Monday, November 28, 2005

Conquering the Holidays: Part IV (Return of the Co-Workers)

Okay kids, we've seen the worst, and it's all downhill from here on out. The fine art of soda-making has long dedicated itself to sweetness and fruity flavours. How could we possibly go wrong with the sweet sauce and dessert? Yeah, I didn't know either.



Have I mentioned lately how much I love my co-worker, Miss Lead Cashier Carrie? Well, I do. She is a shining, shining star. She is for many different reasons of course, but the one I point out today is her absolute dedication to a cause, Even if that cause is the consummation of a Holiday Pack of Jones Soda. After putting her through the hell of Wild Herb Stuffing, I decided to make it up to her by bringing in the first item on the dessert menu.

STAGE FOUR: Cranberry Sauce with Orange Zest



Wow, it looks a little like Jonestown's magic Flavor-aid when you pose it like that, doesn't it? What happy coincidence! But we weren't thinking about the possibility of cyanide when we cracked open the bottle. The most we were concerned with was whether or not we'd even be able to get it far enough past our throats to do any damage.
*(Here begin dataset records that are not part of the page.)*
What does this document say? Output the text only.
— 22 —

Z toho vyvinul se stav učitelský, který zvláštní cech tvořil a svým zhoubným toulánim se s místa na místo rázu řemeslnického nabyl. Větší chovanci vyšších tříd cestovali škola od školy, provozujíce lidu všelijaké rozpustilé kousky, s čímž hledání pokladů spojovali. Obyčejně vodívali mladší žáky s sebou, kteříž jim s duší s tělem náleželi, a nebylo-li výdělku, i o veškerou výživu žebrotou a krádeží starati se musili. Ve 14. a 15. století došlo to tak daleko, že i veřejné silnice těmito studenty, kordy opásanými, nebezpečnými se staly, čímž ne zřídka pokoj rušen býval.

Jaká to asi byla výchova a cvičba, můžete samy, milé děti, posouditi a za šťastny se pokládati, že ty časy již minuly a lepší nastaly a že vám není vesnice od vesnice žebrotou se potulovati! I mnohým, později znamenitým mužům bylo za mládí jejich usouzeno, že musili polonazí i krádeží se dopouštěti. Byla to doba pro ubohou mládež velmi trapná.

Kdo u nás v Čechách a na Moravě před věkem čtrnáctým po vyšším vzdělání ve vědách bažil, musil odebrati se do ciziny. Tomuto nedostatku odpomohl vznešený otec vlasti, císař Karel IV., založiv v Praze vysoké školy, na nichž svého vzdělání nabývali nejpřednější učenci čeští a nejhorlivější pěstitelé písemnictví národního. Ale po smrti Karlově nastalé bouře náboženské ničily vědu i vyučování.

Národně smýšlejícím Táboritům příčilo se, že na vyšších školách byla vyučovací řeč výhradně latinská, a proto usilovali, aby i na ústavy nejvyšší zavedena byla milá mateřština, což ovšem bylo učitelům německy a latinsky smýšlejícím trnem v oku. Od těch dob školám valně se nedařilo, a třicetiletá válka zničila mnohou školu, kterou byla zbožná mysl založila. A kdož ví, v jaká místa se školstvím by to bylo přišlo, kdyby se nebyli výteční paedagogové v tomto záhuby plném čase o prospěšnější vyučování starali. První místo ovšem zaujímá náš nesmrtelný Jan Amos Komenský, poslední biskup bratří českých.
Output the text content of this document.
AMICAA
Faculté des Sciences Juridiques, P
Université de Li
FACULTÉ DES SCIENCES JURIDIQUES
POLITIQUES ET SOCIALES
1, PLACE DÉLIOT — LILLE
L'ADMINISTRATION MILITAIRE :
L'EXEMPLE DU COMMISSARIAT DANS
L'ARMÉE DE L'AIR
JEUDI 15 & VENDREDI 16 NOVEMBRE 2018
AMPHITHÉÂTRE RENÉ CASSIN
Now, we were just about to close up shop when who should show up at the door but the Blaster to Carrie's Master, boyfriend Richard! How could we not pull him into our liquified post-apocalyptic tasty treats? Lucky him!



Things were going well. Very well. Better than we'd expected, and that's considering that we didn't think it possible for anyone to screw up cranberry juice. We couldn't stall much longer to find out if that theory was correct. It was time to go for the gusto, and enter the flavour Thunderdome.



Success? Was it possible?! Or was the soda massacre merely time-delayed? There was only one way to find out, as we gulped it down and breathed. What did the others have to say?



And as for me?



Well, I liked it! I liked it! I'd even go so far as to say I LIKED it! (Hey now, love is a strong word when it comes to caffeine-free non-cola soda.) I liked it so much that I sealed it back up, took it home, made myself a sandwich, and finished the whole damn bottle. A week ago it seemed impossible, but believe it or not we found a soda in the bunch that has made the whole ordeal worthwhile. I don't know if it's quite as good as Vanilla Cola, but if Jones sold this on its own, I'd probably buy it. Just so long as it isn't laced with any cyanide. That's a deal breaker.

Join me tomorrow, when I bring you the exciting conclusion: Dessert at the End of the Universe!

1 Comments:

Blogger Drew said...

The fates are sure to punish you for enjoying this devil's brew. Next flavor: ENDLESS SUFFERING.